Kevin Gallegos, vice president of Phoenix operations with the Freedom Financial Network, agrees. "Every time your institutions calculate how much they're going to pay you in interest, they include the interest earned from the last compounding period." This works against you when it comes to consumer debt. However, when you're saving for retirement, compound interest is a powerful and unstoppable force rolling a snowball in your direction.
Flexibility and Freedom
"There's a level of freedom that occurs when you start saving at a young age," says Gallegos. "How would it feel to be 55 and have $2 million in the bank?" He notes that, not only will you have more freedom when you're older, but that you'll also have more options when it comes to how you spend your retirement. "It's about being set up for the lifestyle that you want," he says. So if you want to take a cruise around the world in retirement, start saving for it now. You might be able to say "bon voyage" to your working life sooner than you think.
Your Expenses Are Lower
Let's face it, when you first get out of college or you're still in high school, you don't have a lot of cash. But the other side of the coin is the fact that you also probably don't have a lot in the way of expenses. Kay points out that most of what young people spend their money on is entertainment and clothing. "You live at home and you might drive your parents car or use public transportation," she said. So while it might mean one less trip to the movies that month, or a couple fewer rounds at the bar, coming up with $50 or $100 a month is a lot easier than when you have kids and a mortgage.
How to Save for Retirement at a Young Age
So how do you even save for retirement when you're young? Gallegos and Kay both agree that it's simplest if you just auto debit any money that you can specifically into an account for retirement savings. And don't forget to take advantage of any matching programs that might exist. Some companies, such as Starbucks, REI, Trader Joe's and UPS offer retirement benefits to part-time employees, so you might even be able to begin saving for retirement while you're still in high school.
Gallegos advises people to look at putting something modest into their retirement savings account -- 10 to 15%. "It's not a ton of money in the grand scheme of things," he says. He thinks of it as "paying yourself first." "When you look at your bills, pay yourself first. Put that 10% into your savings right away."
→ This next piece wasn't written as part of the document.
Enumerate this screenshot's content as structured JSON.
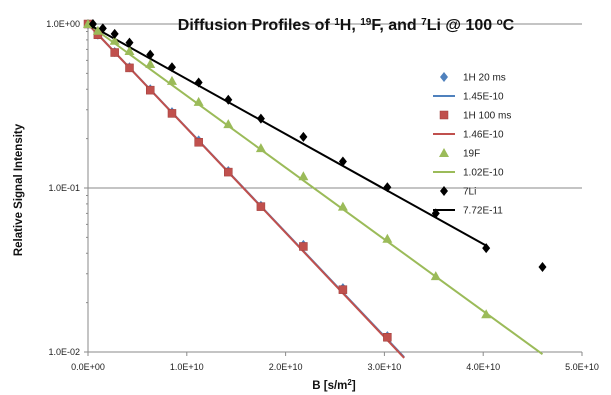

Finally, Kay says that there's one creative way that young people can start saving for their retirement. "Grandparents love spending money on their grandkids," she says. She says that you might want to try going to your grandparents and telling them that you want to take advantage of compound interest. So instead of birthday and Christmas gifts, you ask for them to put $50 a month into a retirement fund for you. "If you approach your grandparents when you're young like this, they might be so impressed that they're even more generous than you expect." She also notes that some kids even have four grandparents, so that's $200 a month if they all sign on.
Anyway you look at it, the earlier you start saving for your retirement the better. Once you get into the habit of letting money hit your savings directly from your paycheck, you're not even going to notice that the money is gone.